Christian churches are dynamic communities with strong values and beliefs. They are concerned with the transformation of individuals lives, with creating community and engaging the society around them. They are made up of volunteers who come from very different walks of life, with different personalities and who would not necessarily be together if it was not for the sake of God’s kingdom. Christian communities are also engaged with matters of eternal significance and they operate within a framework of personal, corporate and cosmic good and evil. All this is particularly fertile ground for conflict. While churches are particularly conflict prone, they do not usually understand this and often dismiss, deny or suppress creative disagreement in the name of love and unity. Consequently the organisation in our world which should be the most skilled and capable at dealing well with conflict is often paralysed, disabled and sometimes destroyed by it.

Conflict is normal
Churches need to re-discover from the New Testament that conflict is normal. It can be creative and healthy. It is a normal aspect of change, transformation and growth. If we are not working through disagreements, differences and perspectives that challenge each other, are we really alive and growing?

Conflict is frightening because it is not often handled wisely and well. People get hurt and clearly ungodly behaviour is often tolerated without accountability. This has resulted in many Christians carrying hurts from previous church conflicts increasing their anxiety. Churches often lack wise and appropriate processes for dealing even with basic complaints and conflicts.

All churches should regularly teach about conflict and how it can be handled with Christian families, relationships and churches. Dealing with emotions like anger, resentment and fear should be discussed regularly. Spiritual practices like restoration, forgiveness, truth-telling, justice-seeking and grace-giving should be well understood and practically applied.

The teaching above becomes significantly more important in leadership. All ministry team leaders, pastoral care team members, youth leaders and home group leaders need to be well equipped with an understanding of conflict and with resolution processes. Training should include understanding conflict styles, the biblical principles of conflict resolution, commitments at times of conflict and the principles and policies of the church. If the church does not have the ability for this training within, it is well worth inviting a trainer to come and set it up in a way it can become part of the churches culture.

Policies and procedures
All lay governance boards, elderships, parish councils, leadership and ministry teams need to establish some clear policies and procedures which will guide individuals, teams and the church in times of tension. Ideally these should be discussed, agreed collectively and adopted before conflict:

* A teamwork covenant for leadership teams including the governing board
* A grievance policy (based on Matt 18)
* Covenant Commitments for Christians at Times of Tension
* A Pastor – Congregation relations group

Peacemaking Team / Mediators
For larger churches, an excellent add-on for the pastoral care ministry is to equip a team of mature skilled individuals in peace-making skills from a Biblical perspective. This can include mediation skills, facilitation skills, negotiation and even arbitration. This group can be used in family, small group and even leadership conflicts. For whole church conflicts, external facilitation is usually required for objectivity.

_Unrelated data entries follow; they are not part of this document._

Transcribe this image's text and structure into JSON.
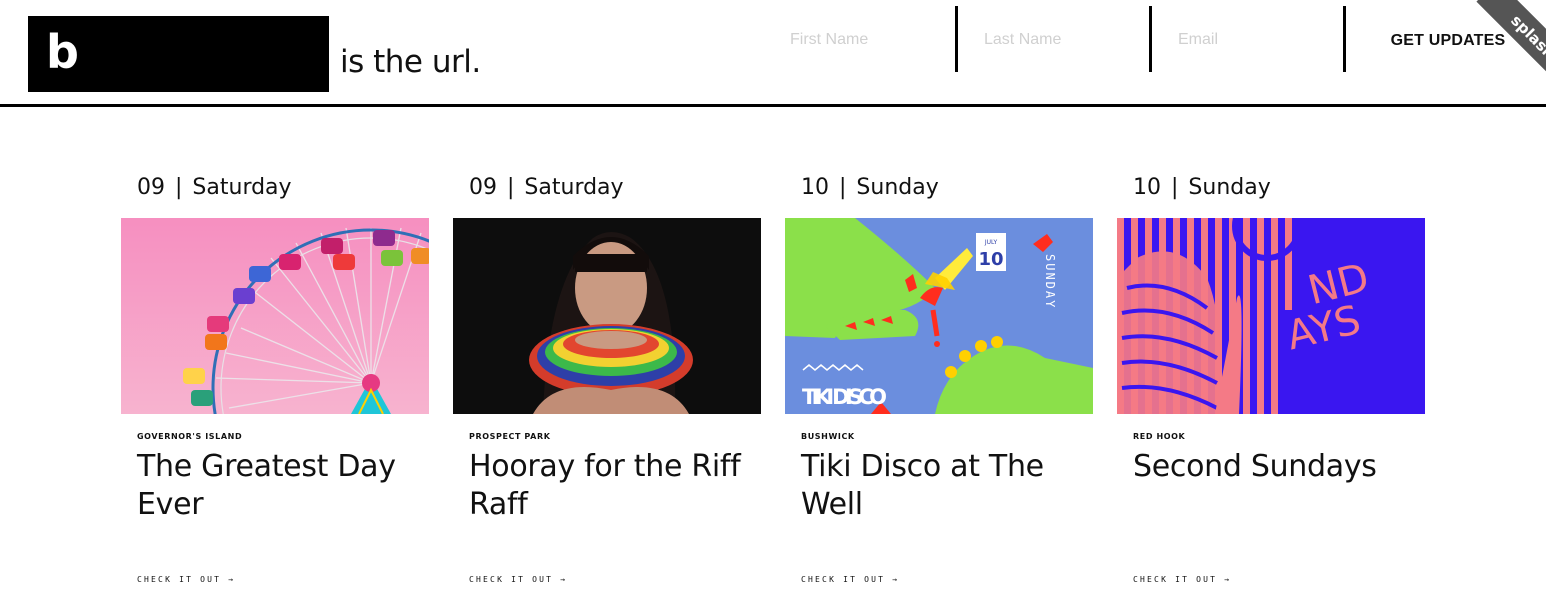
{
  "header": {
    "logo_letter": "b",
    "tagline": "is the url.",
    "signup": {
      "first_name_placeholder": "First Name",
      "last_name_placeholder": "Last Name",
      "email_placeholder": "Email",
      "button_label": "GET UPDATES"
    },
    "ribbon_label": "splash"
  },
  "events": [
    {
      "day_num": "09",
      "separator": "|",
      "weekday": "Saturday",
      "location": "GOVERNOR'S ISLAND",
      "title": "The Greatest Day Ever",
      "cta": "CHECK IT OUT →",
      "image_subject": "ferris-wheel"
    },
    {
      "day_num": "09",
      "separator": "|",
      "weekday": "Saturday",
      "location": "PROSPECT PARK",
      "title": "Hooray for the Riff Raff",
      "cta": "CHECK IT OUT →",
      "image_subject": "portrait"
    },
    {
      "day_num": "10",
      "separator": "|",
      "weekday": "Sunday",
      "location": "BUSHWICK",
      "title": "Tiki Disco at The Well",
      "cta": "CHECK IT OUT →",
      "image_subject": "tiki-disco-poster",
      "poster_text": {
        "month": "JULY",
        "day": "10",
        "vertical": "SUNDAY",
        "name": "TIKI DISCO"
      }
    },
    {
      "day_num": "10",
      "separator": "|",
      "weekday": "Sunday",
      "location": "RED HOOK",
      "title": "Second Sundays",
      "cta": "CHECK IT OUT →",
      "image_subject": "second-sundays-graphic",
      "poster_text": {
        "line1": "ND",
        "line2": "AYS"
      }
    }
  ],
  "colors": {
    "pink_sky": "#f79bc6",
    "wheel_blue": "#2f6fb6",
    "tiki_blue": "#6b8ede",
    "tiki_green": "#8be04a",
    "tiki_red": "#ff2d1e",
    "sundays_violet": "#3a16f0",
    "sundays_salmon": "#f47a86"
  }
}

Once healthy policies, practices and attitudes to conflict are in place, take every opportunity that comes to practice. Do not be afraid to name disagreements and to use them as means to apply conflict resolution skills and gain insight into how processes work.

Respond quickly
If conflict does unfold, respond to it quickly and firmly. Most situations that eventually become ugly in churches have often been ignored for some time and people have been unnecessarily hurt through lack of process. It is best to be well prepared, but do not be cautious in seeking advice from mentors, denominational leaders and others who may be able to offer advice.